From CNET: The US has reclaimed the top spot on the list of the world's most powerful computers with the first supercomputer to cross the exascale performance threshold. The AMD-powered Frontier supercomputer at the Oak Ridge National Laboratory topped 1.1 exaflops, or 1.1 quintillion calculations per second, on the Linmark benchmark, the lab announced Monday.
The Hewlett Packard Enterprise-built machine handily beat out the previous record holder, Fugaku, which registered a peak computational performance last year of 442 petaflops -- less than half the speed of the Frontier. The IBM-built Summit machine was the world's fastest supercomputer for two years before the Japanese-made Fugaku claimed the title in June 2020.
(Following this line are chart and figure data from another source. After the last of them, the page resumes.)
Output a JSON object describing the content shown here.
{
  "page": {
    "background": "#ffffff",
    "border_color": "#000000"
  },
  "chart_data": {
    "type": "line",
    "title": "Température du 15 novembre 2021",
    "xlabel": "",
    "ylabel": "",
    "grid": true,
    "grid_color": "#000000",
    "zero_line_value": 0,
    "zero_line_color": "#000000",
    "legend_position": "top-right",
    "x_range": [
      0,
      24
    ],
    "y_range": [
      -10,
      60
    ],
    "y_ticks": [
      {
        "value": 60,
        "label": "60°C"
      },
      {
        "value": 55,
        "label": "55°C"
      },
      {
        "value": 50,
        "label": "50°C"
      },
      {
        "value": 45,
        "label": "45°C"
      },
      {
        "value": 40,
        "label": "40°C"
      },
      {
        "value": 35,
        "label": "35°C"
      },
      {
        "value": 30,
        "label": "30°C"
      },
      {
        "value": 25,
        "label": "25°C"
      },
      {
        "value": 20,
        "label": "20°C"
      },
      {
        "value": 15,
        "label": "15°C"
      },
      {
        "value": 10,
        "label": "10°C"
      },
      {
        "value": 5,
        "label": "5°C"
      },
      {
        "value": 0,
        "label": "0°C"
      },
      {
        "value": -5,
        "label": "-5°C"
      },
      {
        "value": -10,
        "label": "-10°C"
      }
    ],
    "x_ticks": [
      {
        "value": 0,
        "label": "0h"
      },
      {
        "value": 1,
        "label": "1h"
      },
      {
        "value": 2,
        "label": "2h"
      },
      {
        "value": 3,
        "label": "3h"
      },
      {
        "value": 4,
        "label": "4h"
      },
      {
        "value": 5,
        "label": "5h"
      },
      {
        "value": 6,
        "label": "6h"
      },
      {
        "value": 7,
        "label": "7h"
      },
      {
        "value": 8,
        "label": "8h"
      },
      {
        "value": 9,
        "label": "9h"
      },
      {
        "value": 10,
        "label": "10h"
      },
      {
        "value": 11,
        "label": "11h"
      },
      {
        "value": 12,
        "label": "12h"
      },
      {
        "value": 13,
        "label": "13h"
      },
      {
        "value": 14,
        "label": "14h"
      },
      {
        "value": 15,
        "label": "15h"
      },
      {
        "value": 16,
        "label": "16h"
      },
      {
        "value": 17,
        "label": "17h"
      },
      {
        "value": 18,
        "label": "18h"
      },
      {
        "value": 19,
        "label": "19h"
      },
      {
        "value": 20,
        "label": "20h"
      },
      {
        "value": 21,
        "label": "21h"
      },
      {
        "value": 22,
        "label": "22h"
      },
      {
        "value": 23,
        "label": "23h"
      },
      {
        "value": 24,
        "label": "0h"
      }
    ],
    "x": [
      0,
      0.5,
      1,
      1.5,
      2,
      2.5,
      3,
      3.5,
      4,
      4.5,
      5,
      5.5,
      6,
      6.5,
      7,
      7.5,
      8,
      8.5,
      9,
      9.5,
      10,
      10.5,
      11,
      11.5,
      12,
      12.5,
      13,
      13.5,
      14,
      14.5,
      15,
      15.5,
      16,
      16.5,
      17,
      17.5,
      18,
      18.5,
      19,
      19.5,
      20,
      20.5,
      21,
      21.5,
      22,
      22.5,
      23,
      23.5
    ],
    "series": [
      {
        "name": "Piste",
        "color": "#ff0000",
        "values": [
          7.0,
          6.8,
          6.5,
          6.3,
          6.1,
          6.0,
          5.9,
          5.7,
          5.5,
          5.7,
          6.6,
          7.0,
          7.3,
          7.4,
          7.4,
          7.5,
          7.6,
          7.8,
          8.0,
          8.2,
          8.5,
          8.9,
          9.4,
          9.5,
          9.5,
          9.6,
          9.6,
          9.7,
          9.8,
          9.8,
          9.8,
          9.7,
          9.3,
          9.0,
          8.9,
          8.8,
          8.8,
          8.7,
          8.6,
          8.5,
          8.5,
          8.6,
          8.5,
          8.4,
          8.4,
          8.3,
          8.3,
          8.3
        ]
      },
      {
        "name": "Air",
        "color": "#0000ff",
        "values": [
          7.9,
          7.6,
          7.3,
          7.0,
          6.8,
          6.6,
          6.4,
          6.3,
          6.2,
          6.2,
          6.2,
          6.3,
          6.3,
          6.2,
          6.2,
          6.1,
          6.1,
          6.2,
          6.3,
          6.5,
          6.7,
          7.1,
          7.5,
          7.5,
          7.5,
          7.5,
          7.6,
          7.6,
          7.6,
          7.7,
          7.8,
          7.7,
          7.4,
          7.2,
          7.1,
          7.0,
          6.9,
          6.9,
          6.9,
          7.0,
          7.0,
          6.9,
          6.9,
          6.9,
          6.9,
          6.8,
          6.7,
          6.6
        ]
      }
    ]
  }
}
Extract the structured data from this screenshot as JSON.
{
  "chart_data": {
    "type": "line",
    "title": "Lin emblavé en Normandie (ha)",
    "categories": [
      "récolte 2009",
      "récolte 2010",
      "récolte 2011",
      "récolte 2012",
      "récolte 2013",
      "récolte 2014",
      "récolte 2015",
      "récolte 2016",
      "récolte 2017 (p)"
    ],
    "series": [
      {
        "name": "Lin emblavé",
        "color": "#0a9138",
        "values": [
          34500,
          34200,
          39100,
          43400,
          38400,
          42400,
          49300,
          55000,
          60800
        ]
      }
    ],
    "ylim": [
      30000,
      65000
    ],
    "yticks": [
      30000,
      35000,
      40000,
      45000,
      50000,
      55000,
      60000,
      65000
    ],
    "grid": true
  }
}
"Frontier is ushering in a new era of exascale computing to solve the world's biggest scientific challenges," Oak Ridge National Laboratory Director Thomas Zacharia said in a statement. "This milestone offers just a preview of Frontier's unmatched capability as a tool for scientific discovery."
Supercomputers, mammoth machines that can take up entire floors of buildings and consume as much power as a town, are used for tasks like simulating nuclear weapons explosions, global climate change effects and the physics of the cosmos. They also can be good at medical research like drug discovery, a key ability given the fast spread of diseases such as COVID-19.